Ayer vi el día de mi muerte y no me asusté.
Después de cantar en la calle (previo permiso del ayuntamiento), quedaré con un par de amigos para gastar lo ganado en un bar en el que la camarera es conocida. Ellos se irán, como es normal, (porque son pareja feliz), a retozar y dormir, y me quedaré sola en la barra hablando con cualquiera de todo lo que puedo hacer y no hago.
Iré después al Deshoras a comprar el tabaco más barato que me den y un bote de cerveza y me iré a casa, intentando seguir las líneas de las baldosas para que no se me note que he bebido de más.
Después subiré las escaleras hasta casa, rápido y fuerte, presumiendo internamente de que hago algo de deporte por las mañanas y no me canso, hasta el tercero (un cuarto, porque hay entresuelo).

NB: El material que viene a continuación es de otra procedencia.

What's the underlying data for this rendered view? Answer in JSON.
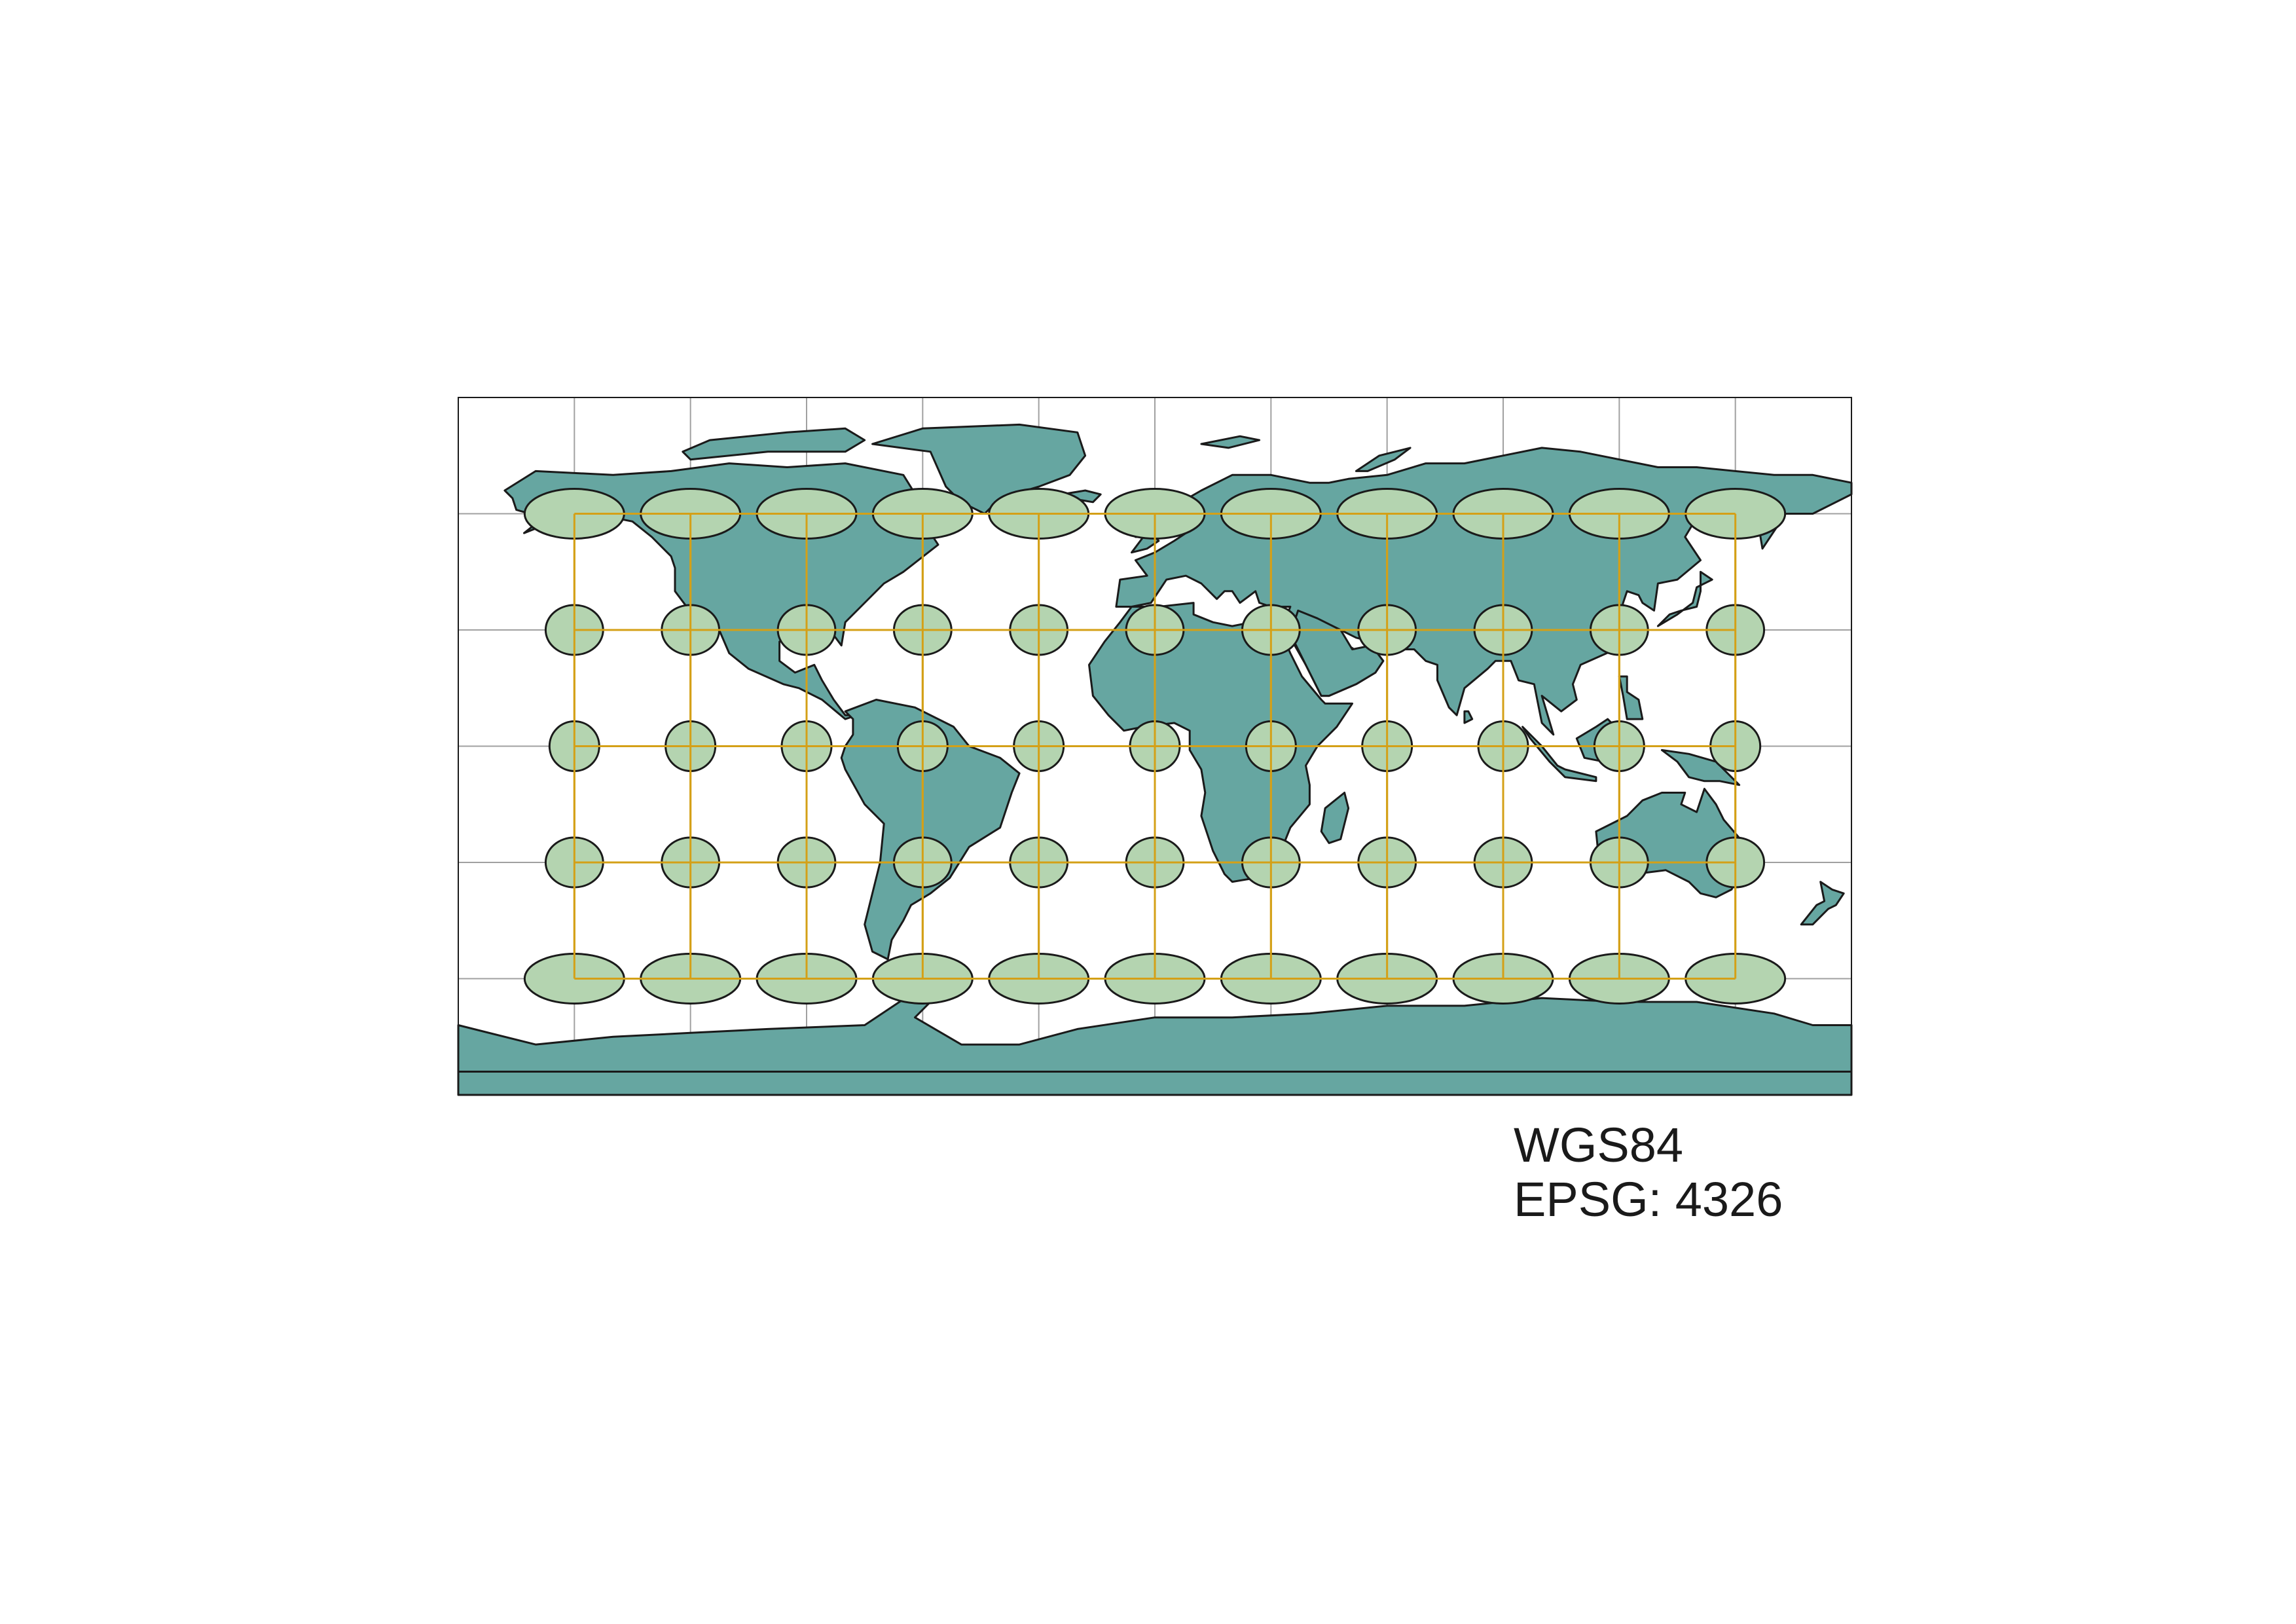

Me sentaré frente al ordenador para escribir, fumando del tabaco barato y bebiendo del bote, mientras en mi cuatro pistas de cerebro pienso en "hoy es el último día que fumo y bebo", "qué bien dormiría con él, aunque últimamente esté un poco idiota", "si mi padre lee esto se va a preocupar mucho y va a venir a rescatarme" y " mientras escribía le he dado sin querer al Photoshop y se ha abierto, qué torpe estoy".

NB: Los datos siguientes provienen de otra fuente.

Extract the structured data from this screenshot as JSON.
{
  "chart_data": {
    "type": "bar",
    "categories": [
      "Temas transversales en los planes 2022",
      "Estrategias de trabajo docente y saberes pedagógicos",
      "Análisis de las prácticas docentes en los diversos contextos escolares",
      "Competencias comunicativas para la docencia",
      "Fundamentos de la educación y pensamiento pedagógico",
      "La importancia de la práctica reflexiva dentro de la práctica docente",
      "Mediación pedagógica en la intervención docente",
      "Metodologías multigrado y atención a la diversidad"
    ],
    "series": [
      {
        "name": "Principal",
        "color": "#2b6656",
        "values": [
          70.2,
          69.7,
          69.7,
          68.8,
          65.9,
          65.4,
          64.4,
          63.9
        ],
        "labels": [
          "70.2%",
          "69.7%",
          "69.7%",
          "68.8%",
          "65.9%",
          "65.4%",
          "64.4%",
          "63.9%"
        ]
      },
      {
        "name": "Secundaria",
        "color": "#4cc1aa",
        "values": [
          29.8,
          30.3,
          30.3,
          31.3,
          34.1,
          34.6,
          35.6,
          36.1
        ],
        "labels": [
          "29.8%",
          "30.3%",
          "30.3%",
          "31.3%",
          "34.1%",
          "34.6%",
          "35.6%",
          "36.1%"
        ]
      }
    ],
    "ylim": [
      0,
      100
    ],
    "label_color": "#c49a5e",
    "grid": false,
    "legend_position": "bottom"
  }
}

Luego me acostaré sin lavarme lo dientes (porque cansa) y buscaré la postura idónea para no marearme y para que mañana no me duela el cuello.

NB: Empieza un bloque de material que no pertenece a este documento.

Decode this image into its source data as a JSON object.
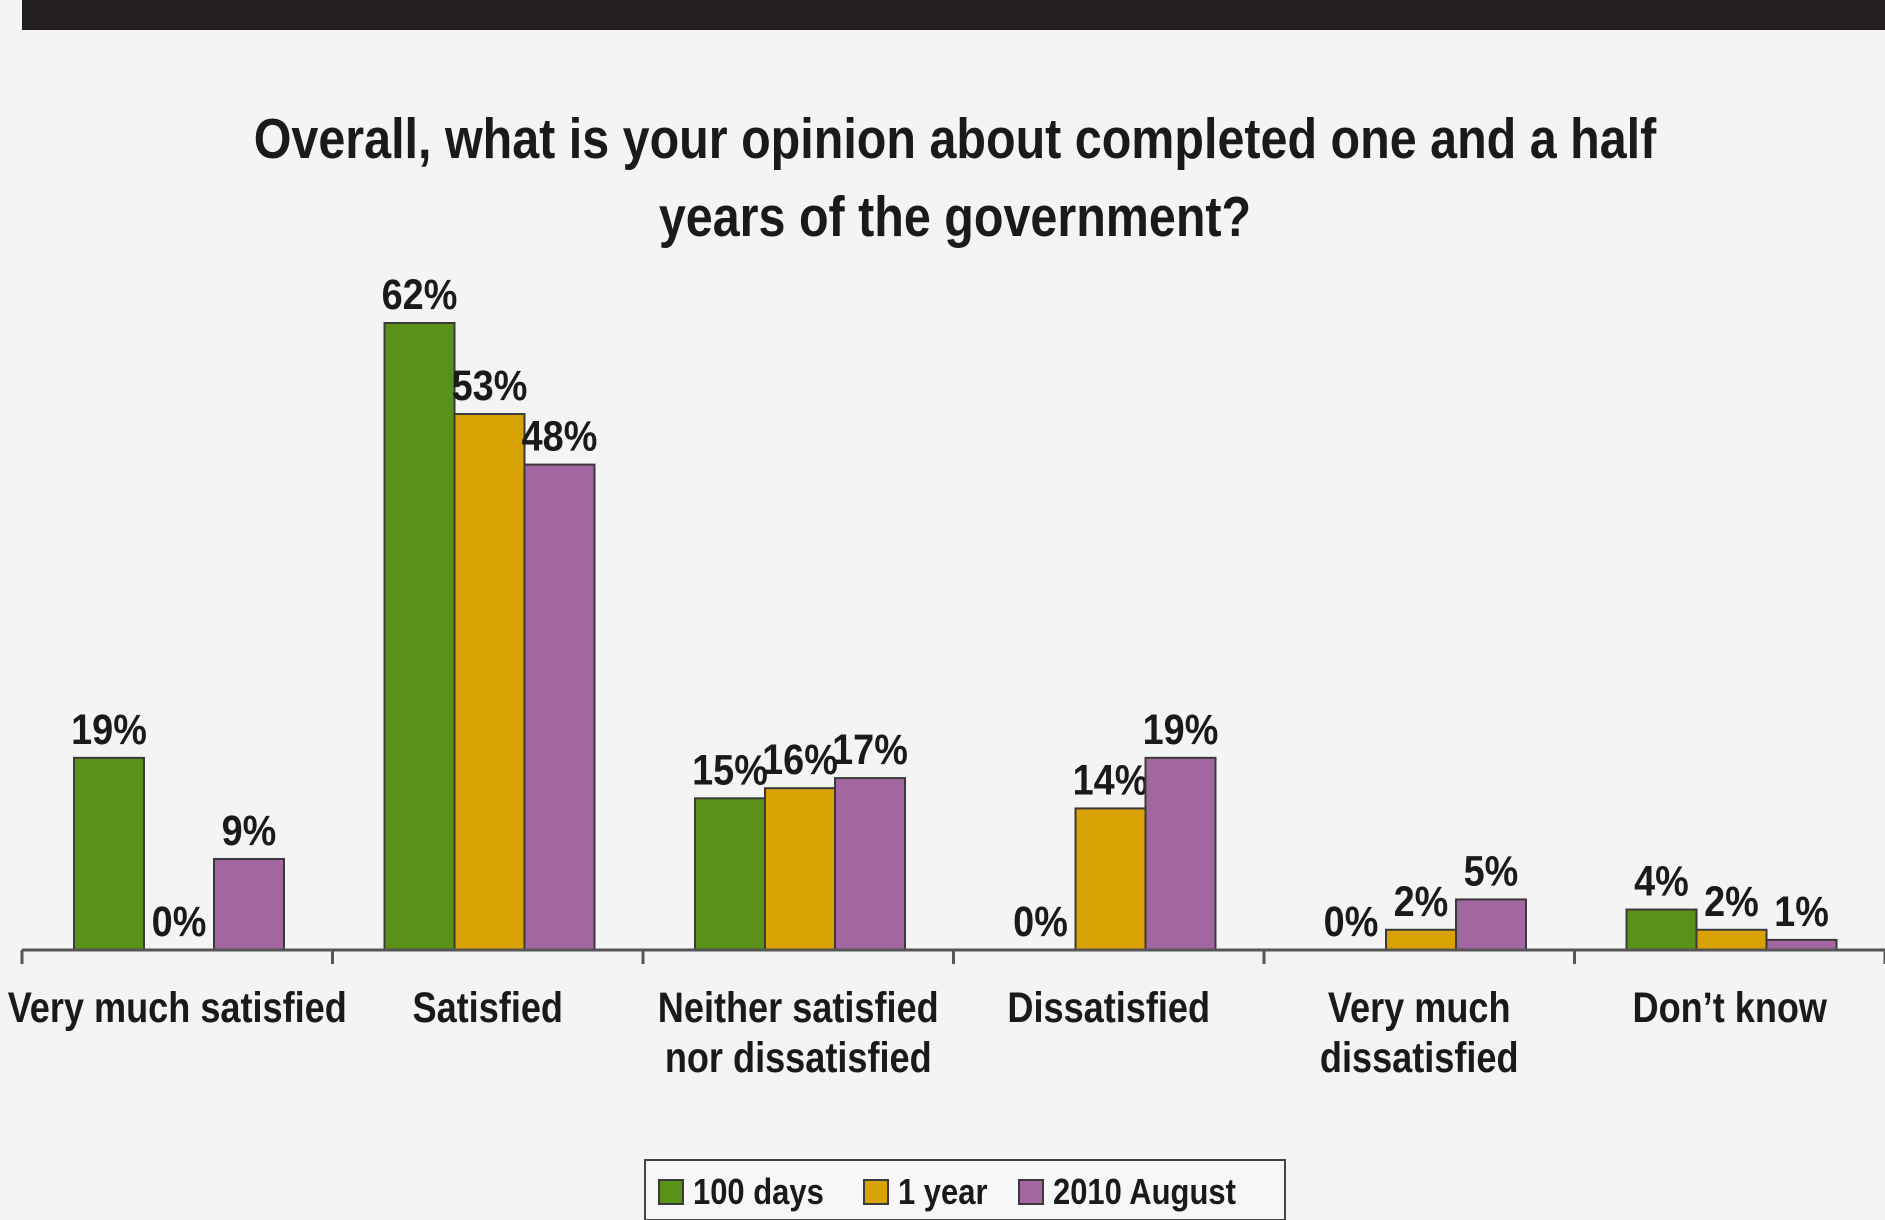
{
  "colors": {
    "series": [
      "#5a9118",
      "#d9a204",
      "#a266a1"
    ],
    "bar_stroke": "#3a3a3a",
    "axis": "#555555",
    "text": "#1a1a1a",
    "top_bar": "#231f20"
  },
  "chart_data": {
    "type": "bar",
    "title_lines": [
      "Overall, what is your opinion about completed one and a half",
      "years of the government?"
    ],
    "categories": [
      [
        "Very much satisfied"
      ],
      [
        "Satisfied"
      ],
      [
        "Neither satisfied",
        "nor dissatisfied"
      ],
      [
        "Dissatisfied"
      ],
      [
        "Very much",
        "dissatisfied"
      ],
      [
        "Don’t know"
      ]
    ],
    "series": [
      {
        "name": "100 days",
        "values": [
          19,
          62,
          15,
          0,
          0,
          4
        ]
      },
      {
        "name": "1 year",
        "values": [
          0,
          53,
          16,
          14,
          2,
          2
        ]
      },
      {
        "name": "2010 August",
        "values": [
          9,
          48,
          17,
          19,
          5,
          1
        ]
      }
    ],
    "value_suffix": "%",
    "ylim": [
      0,
      62
    ],
    "legend_position": "bottom-center",
    "grid": false
  }
}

Cerraré los ojos, pensaré en si mañana tendré un día más de regalo y me pondré el despertador sabiendo que le daré al "diez minutos más" una y otra vez hasta que me haga pis o alguien llame desesperadamente a la puerta (normalmente el cartero).
Pero al día siguiente el despertador se quedará afónico porque no despertaré. Sonará sin sentido, para nadie, hasta que se acabe la batería, molestando a los vecinos que se pondrán nerviosos por el ruido (como cuando salta la alarma de un coche), pero no harán nada más que desear que el pitido pare.